Seguindo a filosofia do seu fundador, Sir William Lyons”, que defendia uma postura de “copy nothing”, ou seja, “não copiar nada”, a Jaguar decidiu seguir um caminho de rutura e reinventar-se. A imagem da marca vai mudar e seguir uma linha apelidada de modernismo exuberante onde aparentemente a criatividade terá carta aberta no seio desta nova Jaguar.
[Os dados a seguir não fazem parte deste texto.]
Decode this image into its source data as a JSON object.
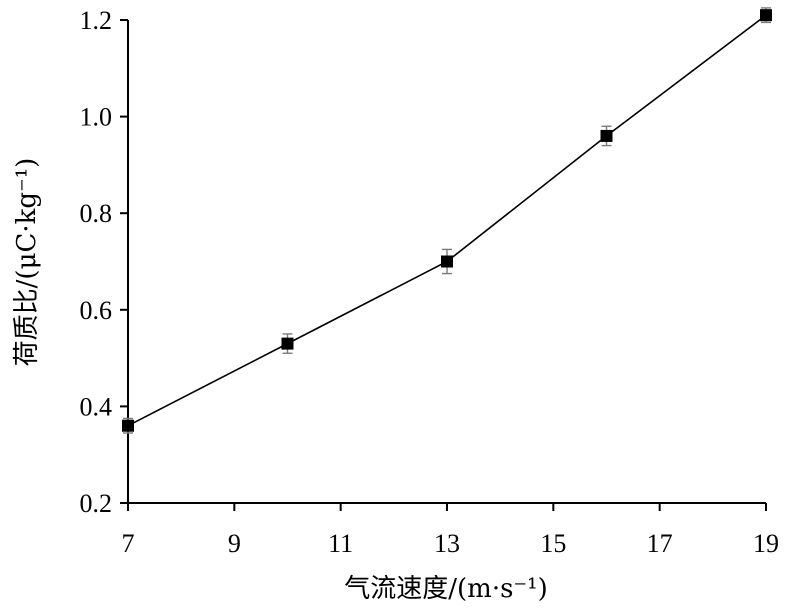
{
  "chart_data": {
    "type": "line",
    "xlabel": "气流速度/(m·s⁻¹)",
    "ylabel": "荷质比/(μC·kg⁻¹)",
    "xlim": [
      7,
      19
    ],
    "ylim": [
      0.2,
      1.2
    ],
    "xticks": [
      7,
      9,
      11,
      13,
      15,
      17,
      19
    ],
    "yticks": [
      0.2,
      0.4,
      0.6,
      0.8,
      1.0,
      1.2
    ],
    "xtick_labels": [
      "7",
      "9",
      "11",
      "13",
      "15",
      "17",
      "19"
    ],
    "ytick_labels": [
      "0.2",
      "0.4",
      "0.6",
      "0.8",
      "1.0",
      "1.2"
    ],
    "marker": "square",
    "grid": false,
    "series": [
      {
        "x": [
          7,
          10,
          13,
          16,
          19
        ],
        "y": [
          0.36,
          0.53,
          0.7,
          0.96,
          1.21
        ],
        "error": [
          0.015,
          0.02,
          0.025,
          0.02,
          0.015
        ]
      }
    ]
  }
}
Segundo Gerry McGovern, Chief Creative Officer da marca, “a Jaguar baseia-se na originalidade. Sir William Lyons, o nosso fundador, acreditava que “um Jaguar não deve copiar nada de ninguém”. Atualmente, acreditamos que a Jaguar se baseia nessa filosofia. A nova marca Jaguar foi criada com um modernismo exuberante na sua essência. A imaginação, a audácia e a arte estão incorporadas em todos os seus componentes. É uma marca única e destemida. Esta reinvenção recupera a essência da Jaguar, regressando aos valores que tocaram o coração de tantas pessoas sem perder de vista o público atual. Estamos a criar a Jaguar do futuro com a intenção de recuperar o seu estatuto de marca que enriquece a vida dos seus clientes e impulsiona a comunidade Jaguar”.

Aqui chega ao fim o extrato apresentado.